Integrating RANKX Function
I love using variables and I highly recommend doing so. The most important thing here is that I’ve integrated the RANKX function into our formula.
Inside of the RANKX function, I’m going to find a table called MONTHTABLE.
To find out the MONTHTABLE, I’ll just have to use a filter and evaluate the dates for every single day.
But during this time, we’re going to filter it for either weekdays or weekends. This is made possible because, in my table, I have this particular column where I specified whether a date is a working weekday or a weekend.
So by using this formula, I can filter the weekdays in any particular month.
Next, RANKX will go over every single one of these days, and then evaluate the rank for every single day or row in the virtual table.
In this case, we also need to put the day of a month inside this table.
Lastly, I’ve added the ASC function to evaluate the lowest result in an ascending order.
For example, you can see in the Workday Number column that it returns 1 on May 2.
Then, when the formula is going to evaluate for May 6, it’s going to return 6 in the Workday Number since May 7 and 8 are weekends.
Finding Out The Weekend Number
If we were going to jump over to the weekend number, it’s the same as it will be for the weekday logic, but with minor changes.
Most importantly, you just have to change the virtual table for WEEKEND NUMBER.
After applying the new formula for the weekend number, you’ll see new results here in the virtual table.
You’ll also see under the Weekend Number column that May 1 has 1 value. Meaning, May 1 has the lowest result based on this logic.

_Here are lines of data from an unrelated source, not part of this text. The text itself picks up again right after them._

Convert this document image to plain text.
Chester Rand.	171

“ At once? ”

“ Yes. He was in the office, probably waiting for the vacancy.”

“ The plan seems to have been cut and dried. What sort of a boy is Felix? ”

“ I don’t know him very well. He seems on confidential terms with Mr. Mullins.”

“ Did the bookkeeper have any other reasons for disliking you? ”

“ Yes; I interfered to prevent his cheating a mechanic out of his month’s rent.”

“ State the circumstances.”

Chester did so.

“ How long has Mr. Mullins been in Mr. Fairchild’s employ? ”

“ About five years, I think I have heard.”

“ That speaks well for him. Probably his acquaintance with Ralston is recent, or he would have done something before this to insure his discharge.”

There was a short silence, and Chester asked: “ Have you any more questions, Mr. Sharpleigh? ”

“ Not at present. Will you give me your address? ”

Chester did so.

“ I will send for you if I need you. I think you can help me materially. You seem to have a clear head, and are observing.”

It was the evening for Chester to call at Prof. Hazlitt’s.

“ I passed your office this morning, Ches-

Next, the second-lowest ranking is for May 7, followed by May 8. This is all because we used Weekends in our filter. Thus, the formula only evaluates all the weekends of the month, and then returns its value.
In addition to that, if we jump to any different month, you’ll see that this calculation is dynamic. You’ll see that it reevaluates based on any month that we focus on.
I think from this tutorial, you can arrive at a specific question about sales comparison. For instance, the sales on the first working day of November this year versus the first working day sales of last year.
This is some really powerful stuff and I’ve dived into all the key concepts in this tutorial. If you’re completing this analysis, then I highly recommend watching the video. Meanwhile, you can look and understand more how to utilize this logic within your own Power BI models.
Finally, I hope I gave you an interesting aspect of time calculation that you can easily apply to your business.